Kalbe l 32 Paare gaben sich 2019 das Ja-Wort. Das zeigt die Statistik, die Kalbes Standesbeamtin Beatrice Krause-Apel vorstellt. Das sind insgesamt weniger Eheschließungen als im Vorjahr. 2018 ließen sich 40 Paare in den beiden Standesämtern der Einheitsgemeinde Kalbe, im Rathaus sowie im Schloss Goßler, trauen.

Beim Rückblick auf 2019 lässt sich aber auch ein neuer Trend erkennen. „Die Tendenz geht zum Schloss“, sagt die Standesbeamtin. Zwar halte sich mit jeweils 16 Trauungen im Standesamtszimmer im Rathaus und im Schloss Goßler die Anzahl der Eheschließungen die Waage, jedoch im Vergleich zum Vorjahr ist der Trend klar zu erkennen. 2018 wählten noch 26 Paare das Trauzimmer des Rathauses und nur 14 Paare schlossen im Schloss den Bund für‘s Leben. Ein Grund für die steigende Beliebtheit der Schlossheirat könnte das festliche Ambiente im Objekt sein.

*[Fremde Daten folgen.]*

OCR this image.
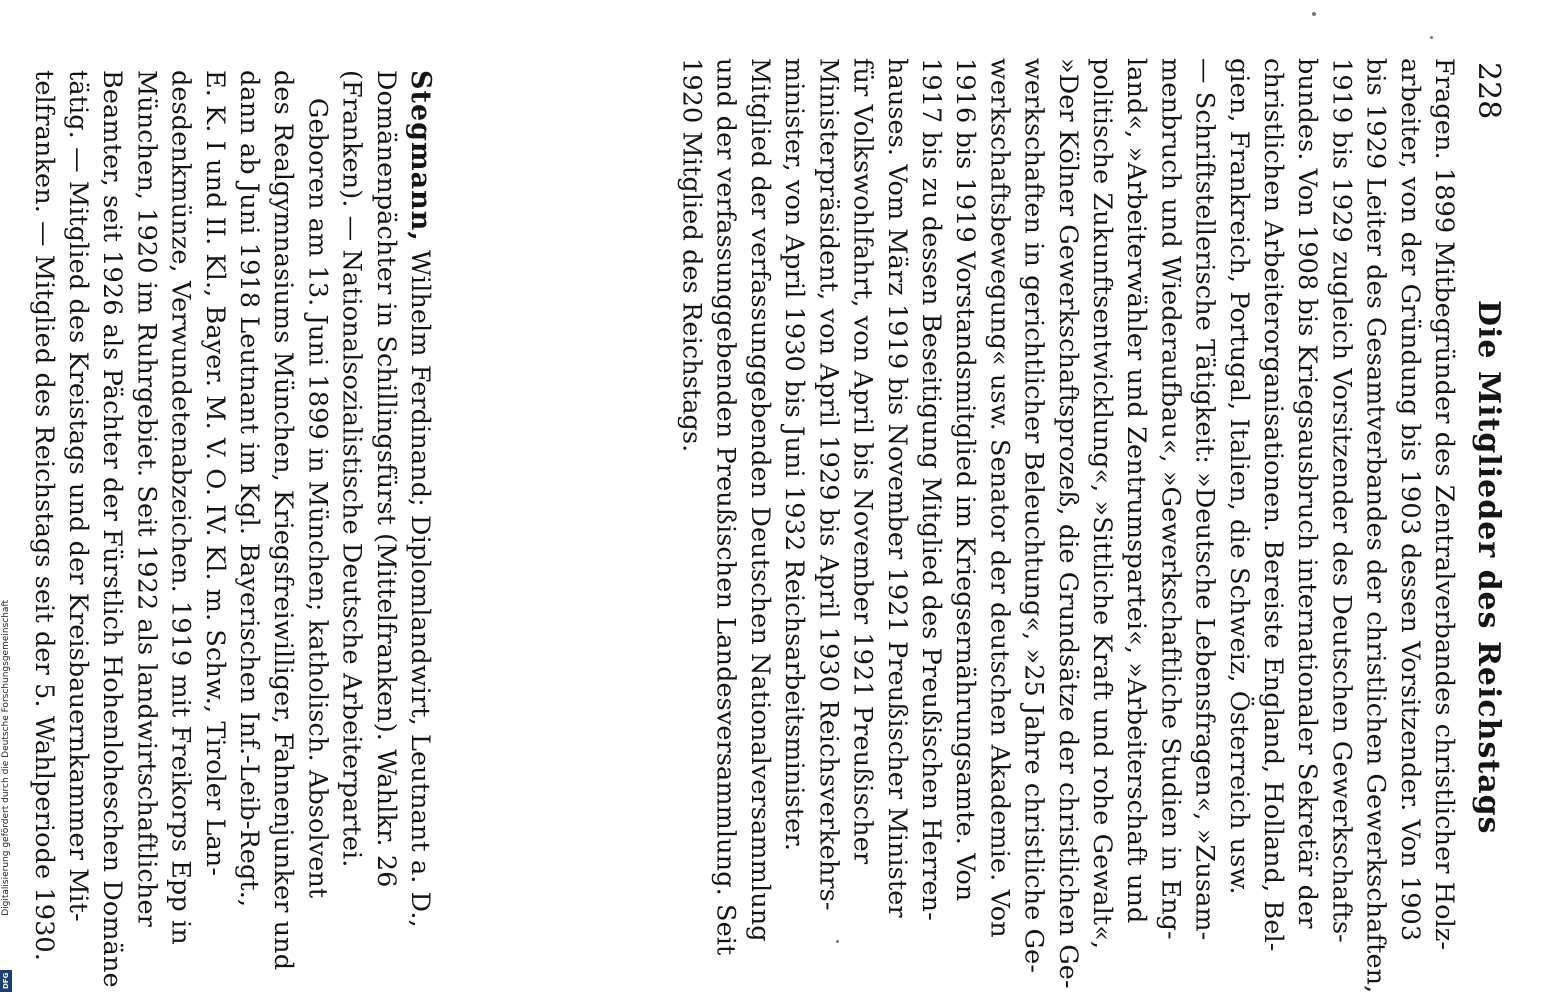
228
Die Mitglieder des Reichstags
Fragen. 1899 Mitbegründer des Zentralverbandes christlicher Holz-
arbeiter, von der Gründung bis 1903 dessen Vorsitzender. Von 1903
bis 1929 Leiter des Gesamtverbandes der christlichen Gewerkschaften,
1919 bis 1929 zugleich Vorsitzender des Deutschen Gewerkschafts-
bundes. Von 1908 bis Kriegsausbruch internationaler Sekretär der
christlichen Arbeiterorganisationen. Bereiste England, Holland, Bel-
gien, Frankreich, Portugal, Italien, die Schweiz, Österreich usw.
— Schriftstellerische Tätigkeit: »Deutsche Lebensfragen«, »Zusam-
menbruch und Wiederaufbau«, »Gewerkschaftliche Studien in Eng-
land«, »Arbeiterwähler und Zentrumspartei«, »Arbeiterschaft und
politische Zukunftsentwicklung«, »Sittliche Kraft und rohe Gewalt«,
»Der Kölner Gewerkschaftsprozeß, die Grundsätze der christlichen Ge-
werkschaften in gerichtlicher Beleuchtung«, »25 Jahre christliche Ge-
werkschaftsbewegung« usw. Senator der deutschen Akademie. Von
1916 bis 1919 Vorstandsmitglied im Kriegsernährungsamte. Von
1917 bis zu dessen Beseitigung Mitglied des Preußischen Herren-
hauses. Vom März 1919 bis November 1921 Preußischer Minister
für Volkswohlfahrt, von April bis November 1921 Preußischer
Ministerpräsident, von April 1929 bis April 1930 Reichsverkehrs-
minister, von April 1930 bis Juni 1932 Reichsarbeitsminister.
Mitglied der verfassunggebenden Deutschen Nationalversammlung
und der verfassunggebenden Preußischen Landesversammlung. Seit
1920 Mitglied des Reichstags.
Stegmann, Wilhelm Ferdinand; Diplomlandwirt, Leutnant a. D.,
Domänenpächter in Schillingsfürst (Mittelfranken). Wahlkr. 26
(Franken). — Nationalsozialistische Deutsche Arbeiterpartei.
Geboren am 13. Juni 1899 in München; katholisch. Absolvent
des Realgymnasiums München, Kriegsfreiwilliger, Fahnenjunker und
dann ab Juni 1918 Leutnant im Kgl. Bayerischen Inf.-Leib-Regt.,
E. K. I und II. Kl., Bayer. M. V. O. IV. Kl. m. Schw., Tiroler Lan-
desdenkmünze, Verwundetenabzeichen. 1919 mit Freikorps Epp in
München, 1920 im Ruhrgebiet. Seit 1922 als landwirtschaftlicher
Beamter, seit 1926 als Pächter der Fürstlich Hohenloheschen Domäne
tätig. — Mitglied des Kreistags und der Kreisbauernkammer Mit-
telfranken. — Mitglied des Reichstags seit der 5. Wahlperiode 1930.
Digitalisierung gefördert durch die Deutsche Forschungsgemeinschaft
DFG
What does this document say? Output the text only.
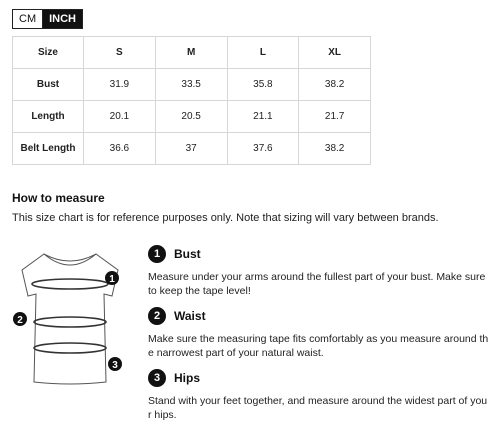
CM	INCH
Size	S	M	L	XL
Bust	31.9	33.5	35.8	38.2
Length	20.1	20.5	21.1	21.7
Belt Length	36.6	37	37.6	38.2
How to measure
This size chart is for reference purposes only. Note that sizing will vary between brands.
1
2
3
1	Bust
Measure under your arms around the fullest part of your bust. Make sure to keep the tape level!
2	Waist
Make sure the measuring tape fits comfortably as you measure around the narrowest part of your natural waist.
3	Hips
Stand with your feet together, and measure around the widest part of your hips.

Zwei gleichgeschlechtliche Trauungen

2019 gab es zwei gleichgeschlechtliche Eheschließungen. 2017 wurde diese erlaubt. Im selben Jahr gab sich daraufhin ein gleichgeschlechtliches Paar in Kalbe das Ja-Wort. Im darauffolgenden Jahr keine.

Außerdem lässt sich weiterhin feststellen, dass das Heiraten in den Sommermonaten beliebt ist. So waren die meisten Trauungen im Juni (5), Juli (7) und August (4) zu verzeichnen. Im Mai, Oktober und November fanden jeweils drei Trauungen statt. Und auch im Winter ist es gar nicht mehr so ungewöhnlich, dass Paare Hochzeit halten. So gab es in 2019 im Dezember, im Januar und im März jeweils eine Trauung. Im September, einem Monat, der Schönwettertage zu bieten hat, heiratete 2019 kein Paar.

Schon 20 Voranmeldungen für 2020

Bei den Wochentagen zeichnet sich die Beliebtheit für Freitag und Sonnabend ab. Grundsätzlich werde aber an jedem Werktag geheiratet, so die Standesbeamtin.

Als Datum für die Eheschließung wählen Paare gern einen besonderen Termin, manchmal ist es auch das Kennlerndatum. Oder die Hochzeit soll in einem bestimmten Monat stattfinden. Die Standesbeamtin empfiehlt daher, den gewünschten Termin schon rechtzeitig registrieren zu lassen. So darf die Ehe vom Gesetzgeber her ein halbes Jahr vor Eheschließungstermin angemeldet werden. Dennoch ist es möglich, schon früher den Wunschtermin vormerken zu lassen. Für Paare, die nächstes Jahr, also 2021, heiraten wollen, können in Kalbe ab Oktober diesen Jahres Termine vorgemerkt werden.´Das Vormeldeprinzip für dieses Jahr haben die heiratswilligen Paare schon rege in Anspruch genommen. „Ich habe schon 20 vorgemerkte Termine“, berichtet Beatrice Krause-Apel.

Immer ein besonderer Moment

Den Beruf der Standesbeamtin führt Krause-Apel sehr gern aus. Ihre Haupttätigkeit ist die Sachbearbeitung und Beurkundung von Personenstandsfällen, also von Geburten, Eheschließungen und Todesfälle. In diesem Zuge ist sie auch Ansprechpartnerin bei der Namensführung der Bürger. Ein besonderer Moment ist für die 31-Jährige, die seit April 2017 Standesbeamtin ist, aber jedesmal wieder eine Eheschließung.

„Es ist immer wieder etwas Besonderes. Und es wäre auch schlimm, wenn es nicht so wäre.“ Schließlich möchte Krause-Apel die Trauung so individuell wie möglich für das Paar gestalten. Dazu lässt sie sich im Vorfeld die Geschichte des Paares erzählen. Gemeinsam mit ihm werde auch die Musik ausgesucht, die während der Zeremonie gespielt wird. Der Moment des Ja-Wort-Gebens soll schließlich ein besonderer Moment für das Paar werden.